Give the stuttering comes from flying over planets, I expect your issue is the procedurally-generated world is having trouble keeping up with your movement speed, so that'd definitely be a CPU-bound issue.
It is pretty much the single most demanding VR game out there currently.
LMAO! Don't let a console be your VR go to machine...
Instead of buying a PS5 & prolly another VR headset to make it work for the PS5, just buy a newer & better PC with a VR headset, its gonna cost you around the same at the end of the day with paying for PSN & full priced games on the console... I don't understand why people don't get that...
Runs great on my rig with a RIFT S it LOOKS & RUNS much better than PS4 version...
(Specs on profile)
I'm running on an AMD Ryzen 7 2700 8 core, 16 gb ram, and a RTX 2070.
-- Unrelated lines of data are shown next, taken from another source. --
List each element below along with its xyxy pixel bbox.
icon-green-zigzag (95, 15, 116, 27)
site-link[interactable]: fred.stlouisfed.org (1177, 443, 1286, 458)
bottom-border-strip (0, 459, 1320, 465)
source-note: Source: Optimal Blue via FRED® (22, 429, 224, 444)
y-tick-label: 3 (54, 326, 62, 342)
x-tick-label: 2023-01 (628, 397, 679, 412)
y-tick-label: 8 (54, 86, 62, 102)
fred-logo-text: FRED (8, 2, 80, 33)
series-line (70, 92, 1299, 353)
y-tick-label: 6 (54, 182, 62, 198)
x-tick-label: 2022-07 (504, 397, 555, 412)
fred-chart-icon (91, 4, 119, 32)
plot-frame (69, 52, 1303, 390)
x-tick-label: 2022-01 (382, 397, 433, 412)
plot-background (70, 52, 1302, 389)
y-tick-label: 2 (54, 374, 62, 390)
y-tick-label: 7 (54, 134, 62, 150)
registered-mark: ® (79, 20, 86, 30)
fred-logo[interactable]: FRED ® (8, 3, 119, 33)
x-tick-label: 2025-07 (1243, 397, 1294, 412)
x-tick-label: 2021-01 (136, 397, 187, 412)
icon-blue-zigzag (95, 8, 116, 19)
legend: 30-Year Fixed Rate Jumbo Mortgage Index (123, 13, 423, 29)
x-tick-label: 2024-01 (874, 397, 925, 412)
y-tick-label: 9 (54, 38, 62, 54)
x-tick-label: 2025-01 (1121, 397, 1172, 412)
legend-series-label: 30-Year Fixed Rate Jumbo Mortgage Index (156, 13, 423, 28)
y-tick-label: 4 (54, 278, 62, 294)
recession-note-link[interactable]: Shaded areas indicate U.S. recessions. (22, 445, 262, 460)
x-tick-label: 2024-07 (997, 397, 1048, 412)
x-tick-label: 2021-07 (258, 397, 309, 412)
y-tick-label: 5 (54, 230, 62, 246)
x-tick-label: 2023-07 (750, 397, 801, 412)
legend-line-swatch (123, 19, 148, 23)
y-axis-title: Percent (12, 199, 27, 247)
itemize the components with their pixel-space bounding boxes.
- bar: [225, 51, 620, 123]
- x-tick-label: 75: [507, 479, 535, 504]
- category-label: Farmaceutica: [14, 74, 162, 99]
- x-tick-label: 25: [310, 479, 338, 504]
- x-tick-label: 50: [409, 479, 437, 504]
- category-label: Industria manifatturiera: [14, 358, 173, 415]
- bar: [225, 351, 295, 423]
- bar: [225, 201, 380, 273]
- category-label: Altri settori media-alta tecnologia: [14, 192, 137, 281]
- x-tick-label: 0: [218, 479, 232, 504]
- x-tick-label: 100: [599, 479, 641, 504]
Thanks for the info. I'm seeing a recurring theme with amd builds getting great frames
I have everything on standard. After I wrote this OP I tried lowering Steam VR's Resolution to 52% because for some reason at 100% it was MUCH higher than what Rift S is capable of. Once I did this, then it was like playing the game in VR for the first time. Everything was so smooth and fluid. It was night and day! I have Textures on Ultra everything else on standard, and FXAA turned on, and it looks good. If I had a faster machine I'd go higher res, but right now I'm really enjoying it as is.
These things mean that the PS4 doesn't stutter, which was the op's issue even when turning the graphics down to the PSVR's "arse" level, which should guarantee being CPU-bound at all times. That was roughly my point, they can tune for a specific console platform (really three specifications of the one platform, but that's still a fairly low number of possible configurations) by doing whatever it takes to make it run smooth.
I also noted that when you develop for an 8-core PS4, you get at least a half-dozen of those cores dedicated to what you're doing, no OS scheduling, time-sharing, or other surprise sources of CPU latency and cache flushes. Nothing about whether those cores are *fast*, just that they're dedicated, and NMS is clearly sensitive to multiprocessing performance, per the AMD-leaning observations elsewhere in this thread.
Interesting thing I learned today: Steam censors words on rendering, but when you quote them, the original text comes through.